To the left, the railway line cuts straight to the white gates;
he has seen the gates; beyond them trains travel days, weeks
across parched deserts, open steppes, past wadis, oases. The passengers
seldom look: tuxedoed gentlemen with glinting teeth are tipping whiskeys
lit by a million lights in crystal glasses to feather-boa’d women
whose champagne drinks sparkle back from the tips of their slender arms.

He knows the station is to the right, and there’s the bridge he loves to stand on
when the four o’clock is coming through. The excitement as the engine appears,
slowing to the platform, then starts up, and the carriage roofs passing beneath him,
he loves that; then the last of it, the tail slithering away from the station.

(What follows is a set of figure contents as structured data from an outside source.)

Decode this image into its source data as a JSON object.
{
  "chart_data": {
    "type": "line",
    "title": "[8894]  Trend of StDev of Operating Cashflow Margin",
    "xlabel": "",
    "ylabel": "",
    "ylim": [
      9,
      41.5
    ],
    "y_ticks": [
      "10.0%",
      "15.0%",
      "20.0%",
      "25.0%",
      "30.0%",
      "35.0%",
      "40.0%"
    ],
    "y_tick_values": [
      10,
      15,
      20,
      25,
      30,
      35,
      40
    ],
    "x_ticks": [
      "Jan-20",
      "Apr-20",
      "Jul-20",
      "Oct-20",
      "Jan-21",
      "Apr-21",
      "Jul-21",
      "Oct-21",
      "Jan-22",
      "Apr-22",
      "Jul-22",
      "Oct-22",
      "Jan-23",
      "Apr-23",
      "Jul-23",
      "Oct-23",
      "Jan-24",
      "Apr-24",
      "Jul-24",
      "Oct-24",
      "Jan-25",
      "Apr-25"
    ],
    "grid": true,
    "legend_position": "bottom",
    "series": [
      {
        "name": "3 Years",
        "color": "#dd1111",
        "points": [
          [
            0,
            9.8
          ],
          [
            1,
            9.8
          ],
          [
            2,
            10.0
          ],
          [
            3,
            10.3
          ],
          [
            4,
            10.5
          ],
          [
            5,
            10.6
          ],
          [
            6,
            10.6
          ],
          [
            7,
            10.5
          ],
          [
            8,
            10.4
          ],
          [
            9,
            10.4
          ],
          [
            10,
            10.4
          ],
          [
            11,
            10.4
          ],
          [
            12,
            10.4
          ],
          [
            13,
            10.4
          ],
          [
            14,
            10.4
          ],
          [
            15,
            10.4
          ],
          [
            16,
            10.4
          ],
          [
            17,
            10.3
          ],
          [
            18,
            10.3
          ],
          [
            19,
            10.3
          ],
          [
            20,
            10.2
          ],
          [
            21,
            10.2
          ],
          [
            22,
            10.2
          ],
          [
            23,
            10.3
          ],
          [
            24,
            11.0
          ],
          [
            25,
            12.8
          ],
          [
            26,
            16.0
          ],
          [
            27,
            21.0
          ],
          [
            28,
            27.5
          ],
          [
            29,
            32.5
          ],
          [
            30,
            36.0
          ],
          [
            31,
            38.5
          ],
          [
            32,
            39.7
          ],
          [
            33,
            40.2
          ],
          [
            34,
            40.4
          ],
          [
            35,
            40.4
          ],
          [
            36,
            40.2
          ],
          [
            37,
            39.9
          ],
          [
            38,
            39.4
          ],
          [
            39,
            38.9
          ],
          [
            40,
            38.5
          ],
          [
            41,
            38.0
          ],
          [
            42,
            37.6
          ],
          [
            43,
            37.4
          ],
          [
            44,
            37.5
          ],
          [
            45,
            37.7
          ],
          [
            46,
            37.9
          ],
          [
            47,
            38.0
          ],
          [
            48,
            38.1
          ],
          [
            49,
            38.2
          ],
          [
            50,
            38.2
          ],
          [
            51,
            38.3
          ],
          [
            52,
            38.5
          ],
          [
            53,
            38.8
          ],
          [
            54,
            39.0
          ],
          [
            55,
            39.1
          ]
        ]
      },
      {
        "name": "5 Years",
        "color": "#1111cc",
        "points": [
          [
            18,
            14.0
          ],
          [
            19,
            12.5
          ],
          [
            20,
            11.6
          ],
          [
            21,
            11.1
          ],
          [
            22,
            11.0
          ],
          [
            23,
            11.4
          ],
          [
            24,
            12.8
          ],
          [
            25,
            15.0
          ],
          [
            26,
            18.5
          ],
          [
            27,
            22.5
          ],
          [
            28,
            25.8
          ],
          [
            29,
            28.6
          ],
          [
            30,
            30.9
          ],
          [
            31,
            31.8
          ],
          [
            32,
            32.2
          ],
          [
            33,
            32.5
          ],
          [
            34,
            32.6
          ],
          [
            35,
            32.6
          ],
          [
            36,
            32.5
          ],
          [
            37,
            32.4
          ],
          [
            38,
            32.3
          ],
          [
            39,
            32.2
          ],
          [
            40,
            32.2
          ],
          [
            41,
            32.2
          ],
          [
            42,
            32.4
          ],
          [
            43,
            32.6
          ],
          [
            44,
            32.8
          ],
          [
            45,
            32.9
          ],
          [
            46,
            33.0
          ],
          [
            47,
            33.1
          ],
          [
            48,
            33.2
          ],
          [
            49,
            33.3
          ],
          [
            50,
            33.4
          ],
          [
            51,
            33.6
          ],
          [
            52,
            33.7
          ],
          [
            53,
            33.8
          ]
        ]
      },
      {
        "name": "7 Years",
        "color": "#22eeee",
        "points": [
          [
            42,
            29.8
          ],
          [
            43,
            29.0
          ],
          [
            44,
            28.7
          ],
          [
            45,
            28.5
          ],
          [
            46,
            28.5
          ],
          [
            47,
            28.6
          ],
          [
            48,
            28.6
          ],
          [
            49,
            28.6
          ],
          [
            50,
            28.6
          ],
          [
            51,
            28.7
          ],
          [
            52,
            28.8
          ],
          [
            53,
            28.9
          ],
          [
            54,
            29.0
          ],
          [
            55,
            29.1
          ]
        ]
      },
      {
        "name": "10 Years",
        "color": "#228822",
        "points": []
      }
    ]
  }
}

Where to? He does not know. It goes into a place he has no thoughts on;
the evening train into the hours he sleeps through; that is where darkness is.

Monday, November 4, 2019

Whale Song



When I was young
night cleared away the countryside;
there was nothing till morning.

Sometimes a dog barked;
barked into the void;
that bark carried forever.

When I hear whale song,
I hear the void;
I hear childhood terror.

Sunday, September 29, 2019

Berry Picking



On a windy day I could hear the conversations speeding through the phone wires:
Roscommon to Dublin, Roscommon to Galway, the Dublin express thrumming through.
I would stand below them,  listening, waiting for one word to fall, mercury-drop perfect,
down past the briars, dog roses, blackthorns, elders, into the can of the young boy’s ear.


Sunday, February 5, 2017

Lost in Adulthood



Explorers
Poem for Elaine

Then, I was the explorer
with that pedal happiness in my feet;
down a tunnel of laurels
or wellington-deep in water.

Now I have to be reminded:
there are furze trails to be charted,
tracking to be done in the tall grass,
and we should be deadly quiet
in the hedge caverns after dark.

Sunday, July 10, 2016

Imagination and Terror

        Sunfire


When sunset was a match put to the western sky,
hell blazed over the Galway Road.
From my bedroom window, I watched the clouds catching fire,
the inferno spreading towards my house.

At the end of the day, hell conquered heaven.
My house so close;
getting into bed, I anticipated apparitions,
knowing that God’s bright sun had fallen into that fire.